A New Coreset Framework for Clustering

Chris Schwiegelshohn
David Saulpic
53rd Annual ACM Symposium on Theory of Computing (STOC'21) (2021)
Google Scholar

Abstract

Given a metric space, the (k, z)-clustering problem consists of finding k centers such that the sum of the of distances raised to the power z of every point to its closest center is minimized. This encapsulates the famous k-median (z = 1) and k-means (z = 2) clustering problems. Designing small-space sketches of the data that approximately preserves the cost of the solutions, also known as coresets, has been an important research direction over the last 15 years. In this paper, we present a new, simple coreset framework that simultaneously improves upon the best known bounds for a large variety of settings, ranging from Euclidean space, doubling metric, minor-free metric, and the general metric cases: with Γ = min(ε^−2+ε^−z, k^ε−2) polylog(ε^−1), this framework constructs coreset with size O (Γ · k(d + log k)) in doubling metrics, improving upon the recent breakthrough of [Huang, Jiang, Li, Wu, FOCS’ 18], who presented a coreset with size O(k^3 d/ε^2) – hence an improvement of Ω(k^2/polylog(ε^−1)).
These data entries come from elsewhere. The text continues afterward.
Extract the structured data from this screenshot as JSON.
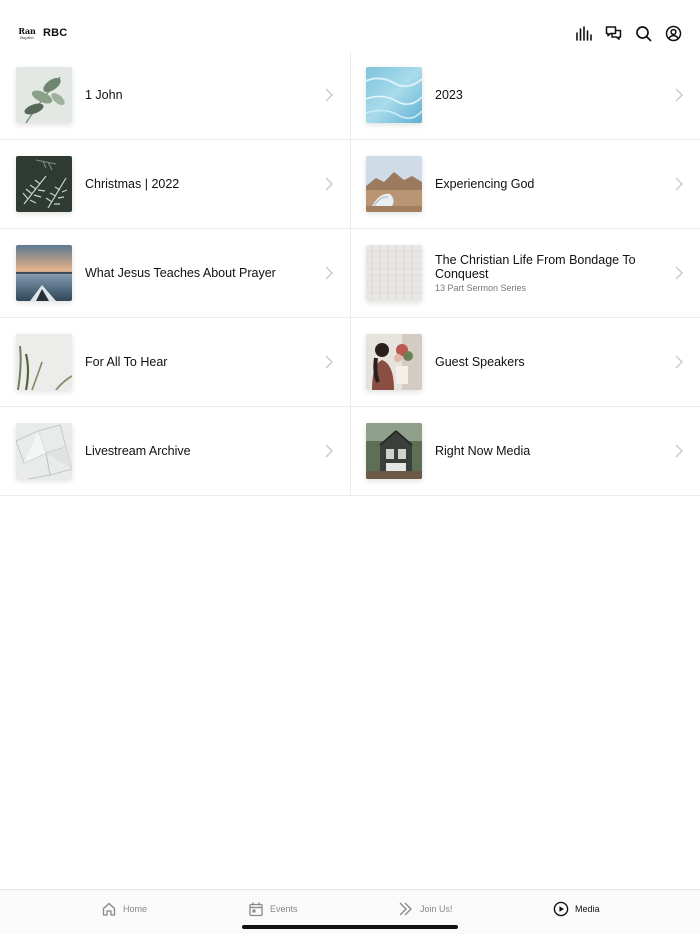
{
  "header": {
    "logo_main": "Ran",
    "logo_sub": "Baptist",
    "title": "RBC",
    "icons": [
      "audio-bars-icon",
      "chat-icon",
      "search-icon",
      "account-icon"
    ]
  },
  "collections": [
    {
      "title": "1 John",
      "subtitle": "",
      "thumb": "eucalyptus-leaves"
    },
    {
      "title": "2023",
      "subtitle": "",
      "thumb": "blue-water"
    },
    {
      "title": "Christmas | 2022",
      "subtitle": "",
      "thumb": "pine-branches"
    },
    {
      "title": "Experiencing God",
      "subtitle": "",
      "thumb": "desert-tent"
    },
    {
      "title": "What Jesus Teaches About Prayer",
      "subtitle": "",
      "thumb": "kayak-lake"
    },
    {
      "title": "The Christian Life From Bondage To Conquest",
      "subtitle": "13 Part Sermon Series",
      "thumb": "white-texture"
    },
    {
      "title": "For All To Hear",
      "subtitle": "",
      "thumb": "grass-blades"
    },
    {
      "title": "Guest Speakers",
      "subtitle": "",
      "thumb": "woman-flowers"
    },
    {
      "title": "Livestream Archive",
      "subtitle": "",
      "thumb": "broken-glass"
    },
    {
      "title": "Right Now Media",
      "subtitle": "",
      "thumb": "cabin"
    }
  ],
  "tabs": [
    {
      "label": "Home",
      "icon": "home-icon",
      "active": false
    },
    {
      "label": "Events",
      "icon": "calendar-icon",
      "active": false
    },
    {
      "label": "Join Us!",
      "icon": "double-chevron-icon",
      "active": false
    },
    {
      "label": "Media",
      "icon": "play-circle-icon",
      "active": true
    }
  ],
  "colors": {
    "text": "#111111",
    "muted": "#888888",
    "divider": "#ececec",
    "tabbar_bg": "#fafafa"
  }
}
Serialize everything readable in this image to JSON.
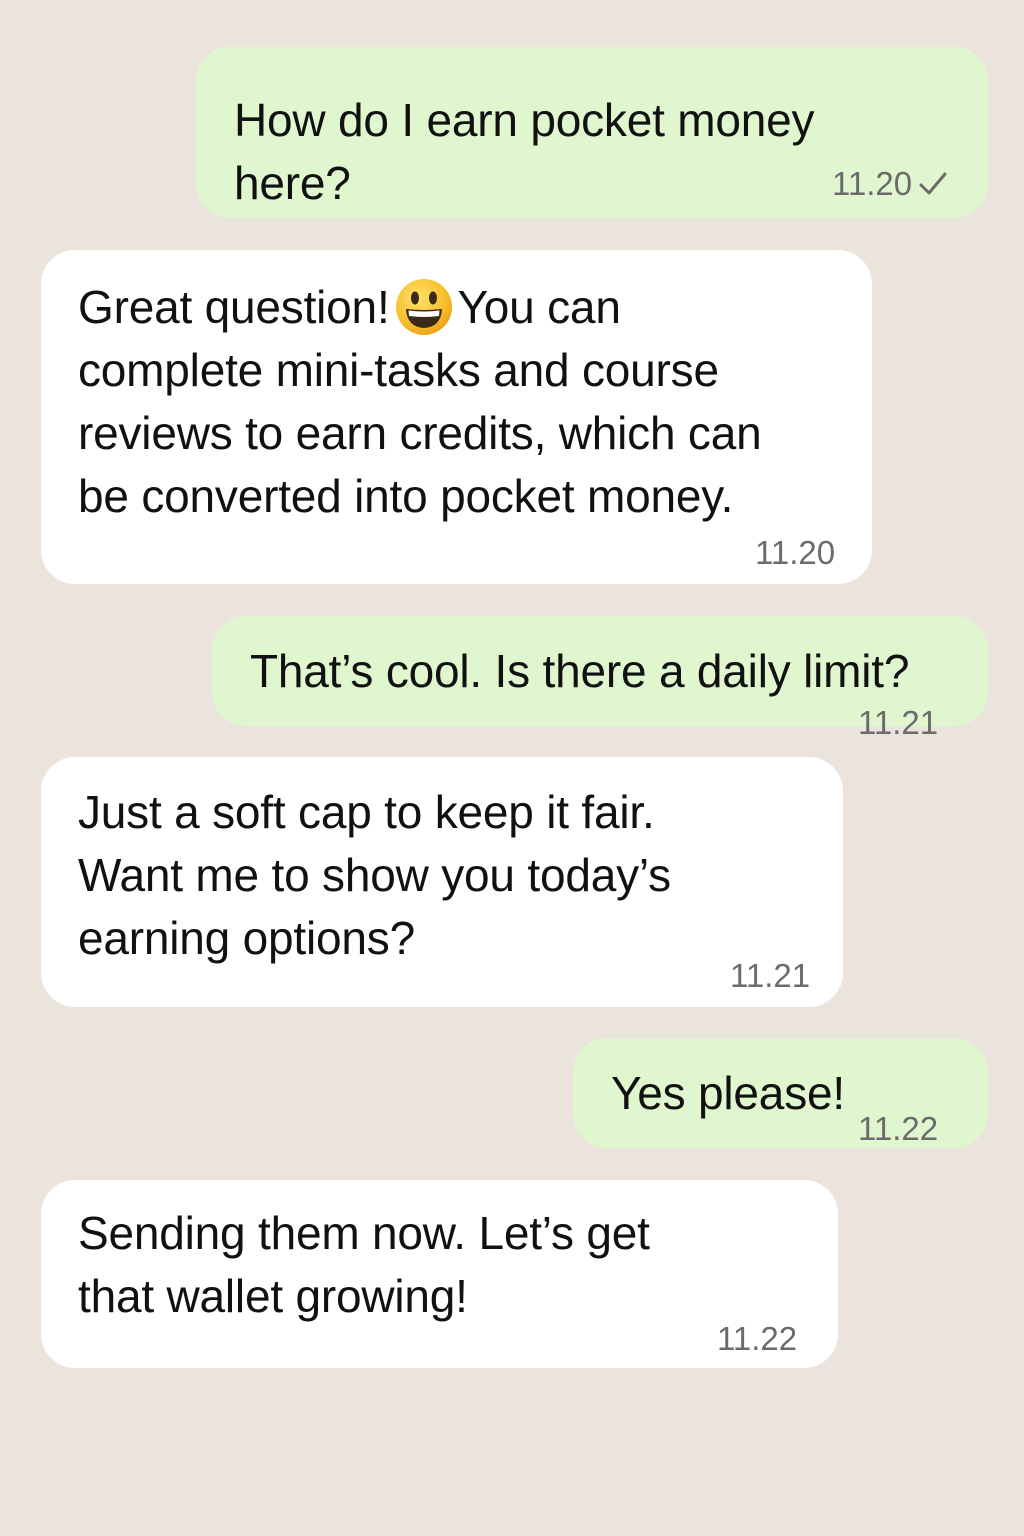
{
  "colors": {
    "background": "#ebe4dd",
    "outgoing_bubble": "#e0f6cf",
    "incoming_bubble": "#ffffff",
    "timestamp": "#6b6b6b",
    "text": "#111111"
  },
  "chat": {
    "messages": [
      {
        "direction": "outgoing",
        "lines": [
          "How do I earn pocket money",
          "here?"
        ],
        "time": "11.20",
        "status_icon": "check-icon"
      },
      {
        "direction": "incoming",
        "lines_before_emoji": "Great question!",
        "emoji": "grinning-face-icon",
        "lines_after_emoji": "You can",
        "lines": [
          "complete mini-tasks and course",
          "reviews to earn credits, which can",
          "be converted into pocket money."
        ],
        "time": "11.20"
      },
      {
        "direction": "outgoing",
        "lines": [
          "That’s cool. Is there a daily limit?"
        ],
        "time": "11.21"
      },
      {
        "direction": "incoming",
        "lines": [
          "Just a soft cap to keep it fair.",
          "Want me to show you today’s",
          "earning options?"
        ],
        "time": "11.21"
      },
      {
        "direction": "outgoing",
        "lines": [
          "Yes please!"
        ],
        "time": "11.22"
      },
      {
        "direction": "incoming",
        "lines": [
          "Sending them now. Let’s get",
          "that wallet growing!"
        ],
        "time": "11.22"
      }
    ]
  }
}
O(Γ · k · min(d, ε^−2 log k)) in d-dimensional Euclidean space, improving on the recent results of [Huang, Vishnoi, STOC’ 20], who presented a coreset of size O(k log k · ε^−2z · min(d, ε^−2 log k)) – hence an improvement of Ω(log k/(ε^z−1 polylog(ε^−1))). O(Γ · k(t + log k)) for graphs with treewidth t, improving on [Baker, Braverman, Huang, Jiang, Krauthgamer, Wu, ICML’20], who presented a coreset of size O(k^3 t/ε^2) for z = 1 only – hence an improvement of Ω(k/polylog(ε^−1)), and a generalization to general z. O(Γ · k (log^2 k + log k/ε^4)) for shortest paths metrics of graphs excluding a fixed minor. This improves on [Braverman, Jiang, Krauthgamer, Wu, SODA’21], who presented a coreset of size O(k^3/ε^4) – hence an improvement of Ω(k^2/polylog(ε^−1)). Size O(Γ · k log n) in general discrete metric spaces, improving on the results of [Feldman, Lamberg, STOC’11], who presented a coreset of size O(kε^−2z log n log k) – hence an improvement of Ω(log k/(ε^z−1polylog(ε^−1))). A lower bound Ω( k log n/ ε) for k-Median in general metric spaces [Baker, Braverman, Huang, Jiang, Krauthgamer, Wu, ICML’20] implies that in general metrics as well as metrics with doubling dimension d, our bounds are optimal up to a poly log(1/ε)/ε factor. For graphs with treewidth t, the lower bound of Ω(kt/ε) of [Baker, Braverman, Huang, Jiang, Krauthgamer, Wu, ICML’20] shows that our bounds are optimal up to the same factor.